The Indian government swung into action immediately after the engineer's abduction. A rescue and crisis management team was formed and left for Kabul to negotiate with the Islamic militants. However, the militants killed the Indian even before the team landed in Kabul.
The brutal killing of Suryanarayana is also a test for an Indian government that has time and again reiterated its commitment to contribute as much as it could to the reconstruction of Afghanistan. The rugged country was liberated from the Taliban by international coalition forces led by the United States and Britain.
The killing was also an attempt to intimidate India into abandoning its major role in the ongoing international attempts to bring peace and stability to Afghanistan.
Indian engineers and other workers have helped Afghanistan construct many buildings, including its parliament. India has also trained Afghans in many fields including telecommunications, public transportation, intelligence gathering and policing.

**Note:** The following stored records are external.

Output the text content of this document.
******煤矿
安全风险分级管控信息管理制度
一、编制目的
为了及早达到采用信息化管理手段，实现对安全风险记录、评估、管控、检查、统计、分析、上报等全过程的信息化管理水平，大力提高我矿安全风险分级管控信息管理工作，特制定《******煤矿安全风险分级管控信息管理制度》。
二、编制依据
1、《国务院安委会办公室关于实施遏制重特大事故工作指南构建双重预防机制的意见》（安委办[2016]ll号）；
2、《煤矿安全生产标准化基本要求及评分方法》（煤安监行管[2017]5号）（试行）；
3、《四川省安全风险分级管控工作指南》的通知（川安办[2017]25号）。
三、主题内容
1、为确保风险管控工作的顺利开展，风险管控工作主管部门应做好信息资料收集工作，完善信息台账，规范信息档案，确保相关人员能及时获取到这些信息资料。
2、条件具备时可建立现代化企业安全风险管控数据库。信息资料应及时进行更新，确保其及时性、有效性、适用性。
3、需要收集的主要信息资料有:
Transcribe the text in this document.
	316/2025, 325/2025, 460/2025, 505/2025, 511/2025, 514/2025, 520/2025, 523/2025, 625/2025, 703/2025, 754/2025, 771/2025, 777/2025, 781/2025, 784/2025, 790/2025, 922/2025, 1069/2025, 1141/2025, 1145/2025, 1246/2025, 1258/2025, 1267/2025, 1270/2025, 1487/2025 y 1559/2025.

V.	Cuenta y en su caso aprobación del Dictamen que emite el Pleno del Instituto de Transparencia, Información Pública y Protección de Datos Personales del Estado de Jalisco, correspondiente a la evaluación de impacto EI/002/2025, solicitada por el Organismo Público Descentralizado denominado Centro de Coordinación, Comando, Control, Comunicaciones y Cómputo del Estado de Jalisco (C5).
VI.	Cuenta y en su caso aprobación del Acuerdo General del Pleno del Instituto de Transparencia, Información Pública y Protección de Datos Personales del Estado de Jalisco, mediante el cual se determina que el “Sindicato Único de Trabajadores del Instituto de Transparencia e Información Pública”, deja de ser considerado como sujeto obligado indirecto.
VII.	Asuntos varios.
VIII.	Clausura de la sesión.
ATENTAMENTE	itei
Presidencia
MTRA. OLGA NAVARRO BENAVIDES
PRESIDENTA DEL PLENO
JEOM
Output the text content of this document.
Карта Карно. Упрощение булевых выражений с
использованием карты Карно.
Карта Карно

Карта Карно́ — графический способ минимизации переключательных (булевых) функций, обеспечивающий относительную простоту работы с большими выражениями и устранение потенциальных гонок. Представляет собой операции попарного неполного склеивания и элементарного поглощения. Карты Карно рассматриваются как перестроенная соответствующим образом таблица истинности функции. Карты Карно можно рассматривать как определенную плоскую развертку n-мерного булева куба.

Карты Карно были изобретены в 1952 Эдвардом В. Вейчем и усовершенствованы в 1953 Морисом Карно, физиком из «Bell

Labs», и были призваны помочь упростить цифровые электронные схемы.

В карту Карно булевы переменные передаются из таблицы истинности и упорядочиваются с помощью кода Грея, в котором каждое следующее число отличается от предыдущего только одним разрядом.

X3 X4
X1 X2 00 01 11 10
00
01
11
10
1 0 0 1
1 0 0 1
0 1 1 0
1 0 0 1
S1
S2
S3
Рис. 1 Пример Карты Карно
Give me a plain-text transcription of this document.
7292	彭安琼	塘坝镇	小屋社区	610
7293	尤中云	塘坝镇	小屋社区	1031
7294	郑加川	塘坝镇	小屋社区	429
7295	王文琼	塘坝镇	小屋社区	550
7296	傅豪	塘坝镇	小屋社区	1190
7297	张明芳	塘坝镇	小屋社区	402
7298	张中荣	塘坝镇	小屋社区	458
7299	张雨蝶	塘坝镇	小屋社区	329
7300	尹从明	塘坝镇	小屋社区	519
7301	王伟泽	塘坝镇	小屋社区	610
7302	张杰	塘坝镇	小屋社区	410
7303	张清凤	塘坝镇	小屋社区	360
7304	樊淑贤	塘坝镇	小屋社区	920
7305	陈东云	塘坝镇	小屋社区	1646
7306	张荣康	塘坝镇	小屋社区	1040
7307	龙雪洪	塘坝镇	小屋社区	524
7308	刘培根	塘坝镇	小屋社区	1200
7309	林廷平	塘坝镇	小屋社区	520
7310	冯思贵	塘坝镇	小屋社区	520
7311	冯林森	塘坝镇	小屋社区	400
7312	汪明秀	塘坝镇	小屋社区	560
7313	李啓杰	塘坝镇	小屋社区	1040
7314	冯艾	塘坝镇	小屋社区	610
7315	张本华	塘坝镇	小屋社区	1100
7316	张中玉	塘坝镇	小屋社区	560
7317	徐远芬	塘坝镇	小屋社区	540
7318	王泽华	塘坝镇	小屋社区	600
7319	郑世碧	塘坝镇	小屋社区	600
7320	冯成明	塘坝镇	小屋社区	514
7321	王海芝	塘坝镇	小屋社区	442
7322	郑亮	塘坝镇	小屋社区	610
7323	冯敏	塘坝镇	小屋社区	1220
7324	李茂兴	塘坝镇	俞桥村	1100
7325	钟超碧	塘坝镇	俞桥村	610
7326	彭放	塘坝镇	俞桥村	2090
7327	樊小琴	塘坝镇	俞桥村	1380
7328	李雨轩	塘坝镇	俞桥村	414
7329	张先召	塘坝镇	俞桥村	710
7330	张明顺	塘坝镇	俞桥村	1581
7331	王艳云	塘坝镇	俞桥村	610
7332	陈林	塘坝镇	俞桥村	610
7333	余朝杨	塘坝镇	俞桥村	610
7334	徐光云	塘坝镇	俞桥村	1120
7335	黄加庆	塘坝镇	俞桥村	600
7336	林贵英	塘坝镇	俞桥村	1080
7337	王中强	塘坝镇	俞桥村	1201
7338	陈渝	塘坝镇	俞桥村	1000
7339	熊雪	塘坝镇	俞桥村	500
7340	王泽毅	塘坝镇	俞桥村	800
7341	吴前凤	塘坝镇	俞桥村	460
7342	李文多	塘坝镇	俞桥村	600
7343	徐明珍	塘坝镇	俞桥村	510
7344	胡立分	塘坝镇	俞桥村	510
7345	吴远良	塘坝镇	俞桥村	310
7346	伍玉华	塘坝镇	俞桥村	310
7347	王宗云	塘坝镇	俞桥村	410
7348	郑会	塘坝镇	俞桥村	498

By refusing to succumb to any pressure from terrorists, India has maintained its policy of not giving in to the demands of those who take its nationals hostage. The Taliban has always considered Indians soft targets, as it was evident from the Kandahar hijacking case of 1999.
"India must unambiguously state that there would be no down-grading of its workers and engineers in Afghanistan," said Sahani. He added that any change in the policy in this direction would be a victory for the Taliban's action against India in Afghanistan.
As the killing of Suryanarayana is not the end of murders of Indians in the Afghanistan countryside, India must work out some strategy to deal with the Taliban and to provide adequate protection to its workers in that country.
New Delhi could strengthen and widen its intelligence links with Afghan security and intelligence forces, expand training and the arming of police, security forces and the Afghan national army, he explained.
India along with the international community is helping Kabul set up an intelligence network to collect information about the activities of the Taliban. To better provide security for its workers, India may seek to improve the protection of government personnel working in Afghanistan.
However, Indians like Surayanarayana working with private companies would likely continue to remain open to Taliban attacks.